As a convenience, you can also write:

metric = list("categorical" = c("cat1", "cat2"), ...)

but that doesn’t combine cat1 and cat2 into one block, just saves some typing.

Because of the way categorical data is intersected into a simplicial set, you cannot have an X metric that specifies only categorical entries. You must specify at least one of the standard Annoy metrics for numeric data. For iris, the following is an error:

# wrong and bad
metric = list("categorical" = "Species")

Specifying some numeric columns is required:

# OK
metric = list("categorical" = "Species", "euclidean" = 1:4)

Factor columns not explicitly included in the metric are still removed as usual.
Categorical data does not appear in the model returned when ret_model = TRUE and so does not affect the project of data used in umap_transform. You can still use the UMAP model to project new data, but factor columns in the new data are ignored (effectively working like supervised UMAP).

Overriding global options

Some global parameters can be overridden for a specific data block by providing a list as the value for the metric, containing the vector of columns as the only unnamed element, and then the over-riding keyword arguments. An example:

  umap(
    X,
    pca = 40,
    pca_center = TRUE,
    metric = list(
      euclidean = 1:200,
      euclidean = list(201:300, pca = NULL),
      manhattan = list(300:500, pca_center = FALSE)
    )
  )

In this case, the first euclidean block with be reduced to 40 dimensions by PCA with centering applied. The second euclidean block will not have PCA applied to it. The manhattan block will have PCA applied to it, but no centering is carried out.

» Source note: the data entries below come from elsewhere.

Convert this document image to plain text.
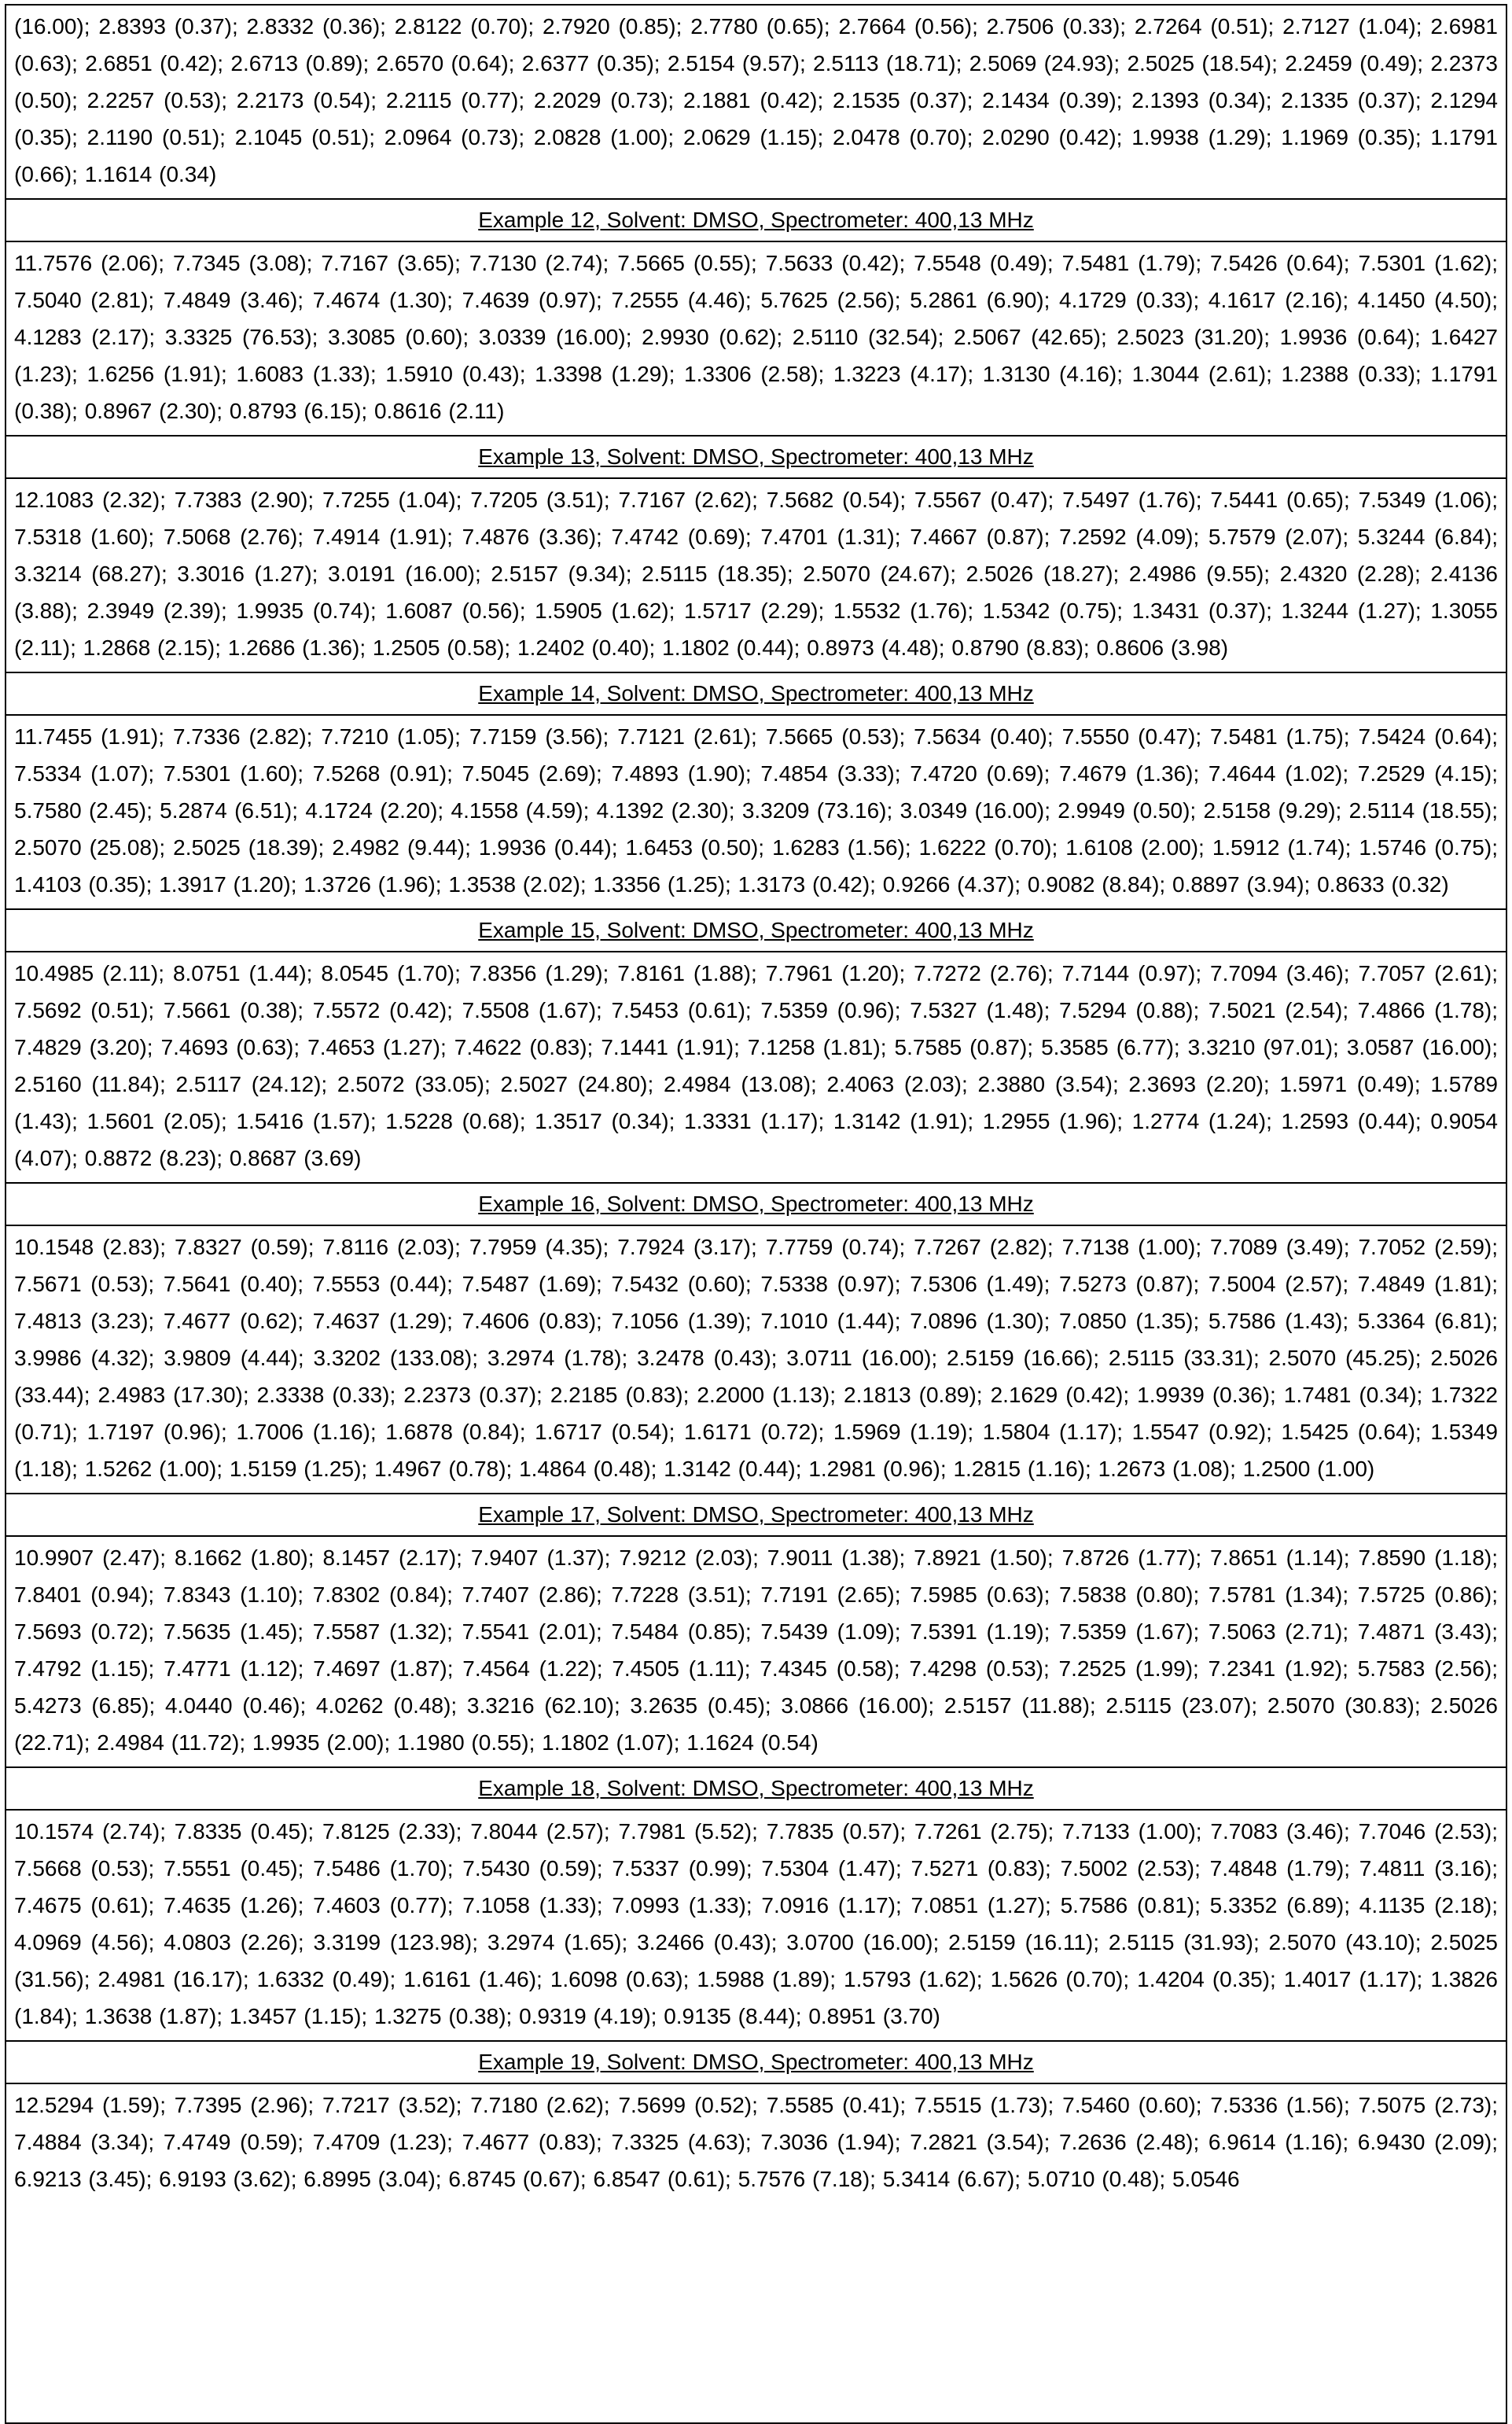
(16.00); 2.8393 (0.37); 2.8332 (0.36); 2.8122 (0.70); 2.7920 (0.85); 2.7780 (0.65); 2.7664 (0.56); 2.7506 (0.33); 2.7264 (0.51); 2.7127 (1.04); 2.6981 (0.63); 2.6851 (0.42); 2.6713 (0.89); 2.6570 (0.64); 2.6377 (0.35); 2.5154 (9.57); 2.5113 (18.71); 2.5069 (24.93); 2.5025 (18.54); 2.2459 (0.49); 2.2373 (0.50); 2.2257 (0.53); 2.2173 (0.54); 2.2115 (0.77); 2.2029 (0.73); 2.1881 (0.42); 2.1535 (0.37); 2.1434 (0.39); 2.1393 (0.34); 2.1335 (0.37); 2.1294 (0.35); 2.1190 (0.51); 2.1045 (0.51); 2.0964 (0.73); 2.0828 (1.00); 2.0629 (1.15); 2.0478 (0.70); 2.0290 (0.42); 1.9938 (1.29); 1.1969 (0.35); 1.1791 (0.66); 1.1614 (0.34)
Example 12, Solvent: DMSO, Spectrometer: 400,13 MHz
11.7576 (2.06); 7.7345 (3.08); 7.7167 (3.65); 7.7130 (2.74); 7.5665 (0.55); 7.5633 (0.42); 7.5548 (0.49); 7.5481 (1.79); 7.5426 (0.64); 7.5301 (1.62); 7.5040 (2.81); 7.4849 (3.46); 7.4674 (1.30); 7.4639 (0.97); 7.2555 (4.46); 5.7625 (2.56); 5.2861 (6.90); 4.1729 (0.33); 4.1617 (2.16); 4.1450 (4.50); 4.1283 (2.17); 3.3325 (76.53); 3.3085 (0.60); 3.0339 (16.00); 2.9930 (0.62); 2.5110 (32.54); 2.5067 (42.65); 2.5023 (31.20); 1.9936 (0.64); 1.6427 (1.23); 1.6256 (1.91); 1.6083 (1.33); 1.5910 (0.43); 1.3398 (1.29); 1.3306 (2.58); 1.3223 (4.17); 1.3130 (4.16); 1.3044 (2.61); 1.2388 (0.33); 1.1791 (0.38); 0.8967 (2.30); 0.8793 (6.15); 0.8616 (2.11)
Example 13, Solvent: DMSO, Spectrometer: 400,13 MHz
12.1083 (2.32); 7.7383 (2.90); 7.7255 (1.04); 7.7205 (3.51); 7.7167 (2.62); 7.5682 (0.54); 7.5567 (0.47); 7.5497 (1.76); 7.5441 (0.65); 7.5349 (1.06); 7.5318 (1.60); 7.5068 (2.76); 7.4914 (1.91); 7.4876 (3.36); 7.4742 (0.69); 7.4701 (1.31); 7.4667 (0.87); 7.2592 (4.09); 5.7579 (2.07); 5.3244 (6.84); 3.3214 (68.27); 3.3016 (1.27); 3.0191 (16.00); 2.5157 (9.34); 2.5115 (18.35); 2.5070 (24.67); 2.5026 (18.27); 2.4986 (9.55); 2.4320 (2.28); 2.4136 (3.88); 2.3949 (2.39); 1.9935 (0.74); 1.6087 (0.56); 1.5905 (1.62); 1.5717 (2.29); 1.5532 (1.76); 1.5342 (0.75); 1.3431 (0.37); 1.3244 (1.27); 1.3055 (2.11); 1.2868 (2.15); 1.2686 (1.36); 1.2505 (0.58); 1.2402 (0.40); 1.1802 (0.44); 0.8973 (4.48); 0.8790 (8.83); 0.8606 (3.98)
Example 14, Solvent: DMSO, Spectrometer: 400,13 MHz
11.7455 (1.91); 7.7336 (2.82); 7.7210 (1.05); 7.7159 (3.56); 7.7121 (2.61); 7.5665 (0.53); 7.5634 (0.40); 7.5550 (0.47); 7.5481 (1.75); 7.5424 (0.64); 7.5334 (1.07); 7.5301 (1.60); 7.5268 (0.91); 7.5045 (2.69); 7.4893 (1.90); 7.4854 (3.33); 7.4720 (0.69); 7.4679 (1.36); 7.4644 (1.02); 7.2529 (4.15); 5.7580 (2.45); 5.2874 (6.51); 4.1724 (2.20); 4.1558 (4.59); 4.1392 (2.30); 3.3209 (73.16); 3.0349 (16.00); 2.9949 (0.50); 2.5158 (9.29); 2.5114 (18.55); 2.5070 (25.08); 2.5025 (18.39); 2.4982 (9.44); 1.9936 (0.44); 1.6453 (0.50); 1.6283 (1.56); 1.6222 (0.70); 1.6108 (2.00); 1.5912 (1.74); 1.5746 (0.75); 1.4103 (0.35); 1.3917 (1.20); 1.3726 (1.96); 1.3538 (2.02); 1.3356 (1.25); 1.3173 (0.42); 0.9266 (4.37); 0.9082 (8.84); 0.8897 (3.94); 0.8633 (0.32)
Example 15, Solvent: DMSO, Spectrometer: 400,13 MHz
10.4985 (2.11); 8.0751 (1.44); 8.0545 (1.70); 7.8356 (1.29); 7.8161 (1.88); 7.7961 (1.20); 7.7272 (2.76); 7.7144 (0.97); 7.7094 (3.46); 7.7057 (2.61); 7.5692 (0.51); 7.5661 (0.38); 7.5572 (0.42); 7.5508 (1.67); 7.5453 (0.61); 7.5359 (0.96); 7.5327 (1.48); 7.5294 (0.88); 7.5021 (2.54); 7.4866 (1.78); 7.4829 (3.20); 7.4693 (0.63); 7.4653 (1.27); 7.4622 (0.83); 7.1441 (1.91); 7.1258 (1.81); 5.7585 (0.87); 5.3585 (6.77); 3.3210 (97.01); 3.0587 (16.00); 2.5160 (11.84); 2.5117 (24.12); 2.5072 (33.05); 2.5027 (24.80); 2.4984 (13.08); 2.4063 (2.03); 2.3880 (3.54); 2.3693 (2.20); 1.5971 (0.49); 1.5789 (1.43); 1.5601 (2.05); 1.5416 (1.57); 1.5228 (0.68); 1.3517 (0.34); 1.3331 (1.17); 1.3142 (1.91); 1.2955 (1.96); 1.2774 (1.24); 1.2593 (0.44); 0.9054 (4.07); 0.8872 (8.23); 0.8687 (3.69)
Example 16, Solvent: DMSO, Spectrometer: 400,13 MHz
10.1548 (2.83); 7.8327 (0.59); 7.8116 (2.03); 7.7959 (4.35); 7.7924 (3.17); 7.7759 (0.74); 7.7267 (2.82); 7.7138 (1.00); 7.7089 (3.49); 7.7052 (2.59); 7.5671 (0.53); 7.5641 (0.40); 7.5553 (0.44); 7.5487 (1.69); 7.5432 (0.60); 7.5338 (0.97); 7.5306 (1.49); 7.5273 (0.87); 7.5004 (2.57); 7.4849 (1.81); 7.4813 (3.23); 7.4677 (0.62); 7.4637 (1.29); 7.4606 (0.83); 7.1056 (1.39); 7.1010 (1.44); 7.0896 (1.30); 7.0850 (1.35); 5.7586 (1.43); 5.3364 (6.81); 3.9986 (4.32); 3.9809 (4.44); 3.3202 (133.08); 3.2974 (1.78); 3.2478 (0.43); 3.0711 (16.00); 2.5159 (16.66); 2.5115 (33.31); 2.5070 (45.25); 2.5026 (33.44); 2.4983 (17.30); 2.3338 (0.33); 2.2373 (0.37); 2.2185 (0.83); 2.2000 (1.13); 2.1813 (0.89); 2.1629 (0.42); 1.9939 (0.36); 1.7481 (0.34); 1.7322 (0.71); 1.7197 (0.96); 1.7006 (1.16); 1.6878 (0.84); 1.6717 (0.54); 1.6171 (0.72); 1.5969 (1.19); 1.5804 (1.17); 1.5547 (0.92); 1.5425 (0.64); 1.5349 (1.18); 1.5262 (1.00); 1.5159 (1.25); 1.4967 (0.78); 1.4864 (0.48); 1.3142 (0.44); 1.2981 (0.96); 1.2815 (1.16); 1.2673 (1.08); 1.2500 (1.00)
Example 17, Solvent: DMSO, Spectrometer: 400,13 MHz
10.9907 (2.47); 8.1662 (1.80); 8.1457 (2.17); 7.9407 (1.37); 7.9212 (2.03); 7.9011 (1.38); 7.8921 (1.50); 7.8726 (1.77); 7.8651 (1.14); 7.8590 (1.18); 7.8401 (0.94); 7.8343 (1.10); 7.8302 (0.84); 7.7407 (2.86); 7.7228 (3.51); 7.7191 (2.65); 7.5985 (0.63); 7.5838 (0.80); 7.5781 (1.34); 7.5725 (0.86); 7.5693 (0.72); 7.5635 (1.45); 7.5587 (1.32); 7.5541 (2.01); 7.5484 (0.85); 7.5439 (1.09); 7.5391 (1.19); 7.5359 (1.67); 7.5063 (2.71); 7.4871 (3.43); 7.4792 (1.15); 7.4771 (1.12); 7.4697 (1.87); 7.4564 (1.22); 7.4505 (1.11); 7.4345 (0.58); 7.4298 (0.53); 7.2525 (1.99); 7.2341 (1.92); 5.7583 (2.56); 5.4273 (6.85); 4.0440 (0.46); 4.0262 (0.48); 3.3216 (62.10); 3.2635 (0.45); 3.0866 (16.00); 2.5157 (11.88); 2.5115 (23.07); 2.5070 (30.83); 2.5026 (22.71); 2.4984 (11.72); 1.9935 (2.00); 1.1980 (0.55); 1.1802 (1.07); 1.1624 (0.54)
Example 18, Solvent: DMSO, Spectrometer: 400,13 MHz
10.1574 (2.74); 7.8335 (0.45); 7.8125 (2.33); 7.8044 (2.57); 7.7981 (5.52); 7.7835 (0.57); 7.7261 (2.75); 7.7133 (1.00); 7.7083 (3.46); 7.7046 (2.53); 7.5668 (0.53); 7.5551 (0.45); 7.5486 (1.70); 7.5430 (0.59); 7.5337 (0.99); 7.5304 (1.47); 7.5271 (0.83); 7.5002 (2.53); 7.4848 (1.79); 7.4811 (3.16); 7.4675 (0.61); 7.4635 (1.26); 7.4603 (0.77); 7.1058 (1.33); 7.0993 (1.33); 7.0916 (1.17); 7.0851 (1.27); 5.7586 (0.81); 5.3352 (6.89); 4.1135 (2.18); 4.0969 (4.56); 4.0803 (2.26); 3.3199 (123.98); 3.2974 (1.65); 3.2466 (0.43); 3.0700 (16.00); 2.5159 (16.11); 2.5115 (31.93); 2.5070 (43.10); 2.5025 (31.56); 2.4981 (16.17); 1.6332 (0.49); 1.6161 (1.46); 1.6098 (0.63); 1.5988 (1.89); 1.5793 (1.62); 1.5626 (0.70); 1.4204 (0.35); 1.4017 (1.17); 1.3826 (1.84); 1.3638 (1.87); 1.3457 (1.15); 1.3275 (0.38); 0.9319 (4.19); 0.9135 (8.44); 0.8951 (3.70)
Example 19, Solvent: DMSO, Spectrometer: 400,13 MHz
12.5294 (1.59); 7.7395 (2.96); 7.7217 (3.52); 7.7180 (2.62); 7.5699 (0.52); 7.5585 (0.41); 7.5515 (1.73); 7.5460 (0.60); 7.5336 (1.56); 7.5075 (2.73); 7.4884 (3.34); 7.4749 (0.59); 7.4709 (1.23); 7.4677 (0.83); 7.3325 (4.63); 7.3036 (1.94); 7.2821 (3.54); 7.2636 (2.48); 6.9614 (1.16); 6.9430 (2.09); 6.9213 (3.45); 6.9193 (3.62); 6.8995 (3.04); 6.8745 (0.67); 6.8547 (0.61); 5.7576 (7.18); 5.3414 (6.67); 5.0710 (0.48); 5.0546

Currently, only pca and pca_center are supported for overriding by this method, because this feature exists only to allow for the case where you have mixed real-valued and binary data, and you want to carry out PCA on both. It’s typical to carry out centering on real-value data before PCA, but not to do so with binary data.

`y` data

The handling of y data has been extended to allow for data frames, and target_metric works like metric: multiple numeric blocks with different metrics can be specified, and categorical data can be specified with categorical. However, unlike X, the default behavior for y is to include all factor columns. Any numeric data found will be treated as one block, so if you have multiple numeric columns that you want treated separately, you should specify each column separately:

target_metric = list("euclidean" = 1, "euclidean" = 2, ...)

I suspect that the vast majority of y data is one column, so the default behavior will be fine most of the time.